We had family portraits taken over the holidays, what a gift and a blessing it was! As I was looking over the prints I was transported back in time...
When I was a child and a young adult and I thought about my future, only one word came to my mind: NORMAL!!!! I didn't want to stand out in any way. I wanted long straight hair (lol, to those of you who know me), I wanted to live in a normal house on a normal street with normal neighbors (or any neighbors). I wanted to wear normal clothes and have normal parents who had normal jobs who bought normal food and on and on and on it went....Oh yeah, and I wanted to love a normal God.
I think I spent a lot of my life trying to appear "normal." not really having a whole lot of goals other than that. If I did, they were a vehicle on the ride to "normaltown." My wrong-thinking told me that if I appeared normal, then nobody would look close enough to see the real me. The picture of a perfect life was much more preferable in my mind.
I love my husband so much..He came into my life and loved me whether I was normal or not. He may have thought he got a normal girl, but in time he learned that I was a mess. But you know what? He didn't care, and he is still here, he loves me anyway!
When our boys were young, we did all the normal things in the normal ways. We played sports, went to church, had great friends, family and a normal looking house. I even have a few family portraits to prove it. I could finally rest, I had excelled at being normal. What????
There was one huge flaw in all of that...Our God is not normal, he can't be put in my box or anyone else's for that matter. He knows that until you let that thing go that you are holding on to sooo tightly, He can't work in your life.
As a result of that, over a series of events, the normal things I held so dear were gone, a flood, a restoration, a beautiful home, a call to a life of service, no permanent roots, NORMAL was gone...

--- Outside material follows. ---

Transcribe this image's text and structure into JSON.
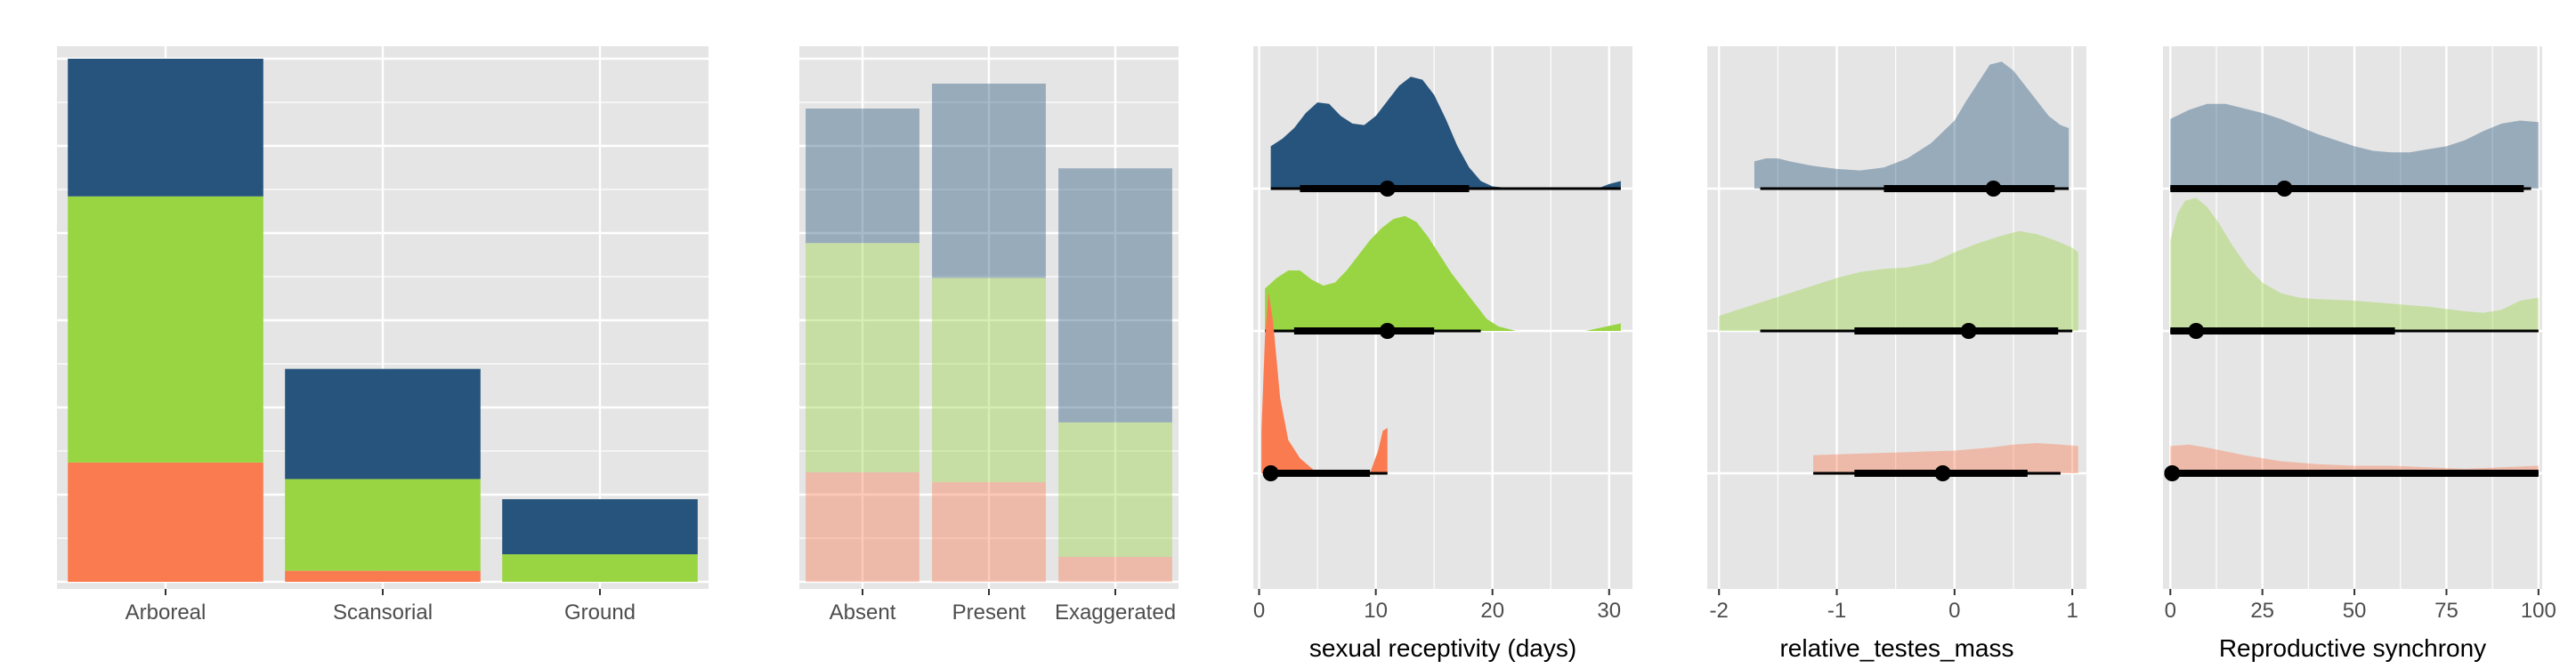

All of these changes were not done at once, it was like the peeling of an onion, a layer at a time, some of those layers were painful, some were liberating (like shedding your shoes and socks and putting on sandals at the end of winter), some were even joyful, but all along, I wasn't alone, The God who was doing this surgery was making me more and more His, I had to worship at His feet, not at the feet of all the idols in normaltown.
I have learned that there is more joy in the chaos of life, that normal is over rated, and who really is normal anyway? That God loves us just where we are, He sees us all as a "beautiful mess." and the best thing is, that I am His "beautiful mess" and so are you.
Now, back to the pictures. I was struggling so hard to find the perfect pose for a frame. With 13-14 of us, there wasn't one single shot where we are all perfect and normal...and then I saw them. There were two pictures; one of my husband and I with all of the grandkids, 4 of them are under three, and they are all screaming except Layla, our big girl. It is hilarious really, but not at all normal. Then there is another, it shows all of the parents and aunts and uncles trying to make the little ones stop crying or look at the family. I asked the photographer to shoot that one! It's my favorite..Happiness dwells where Normal ends for me!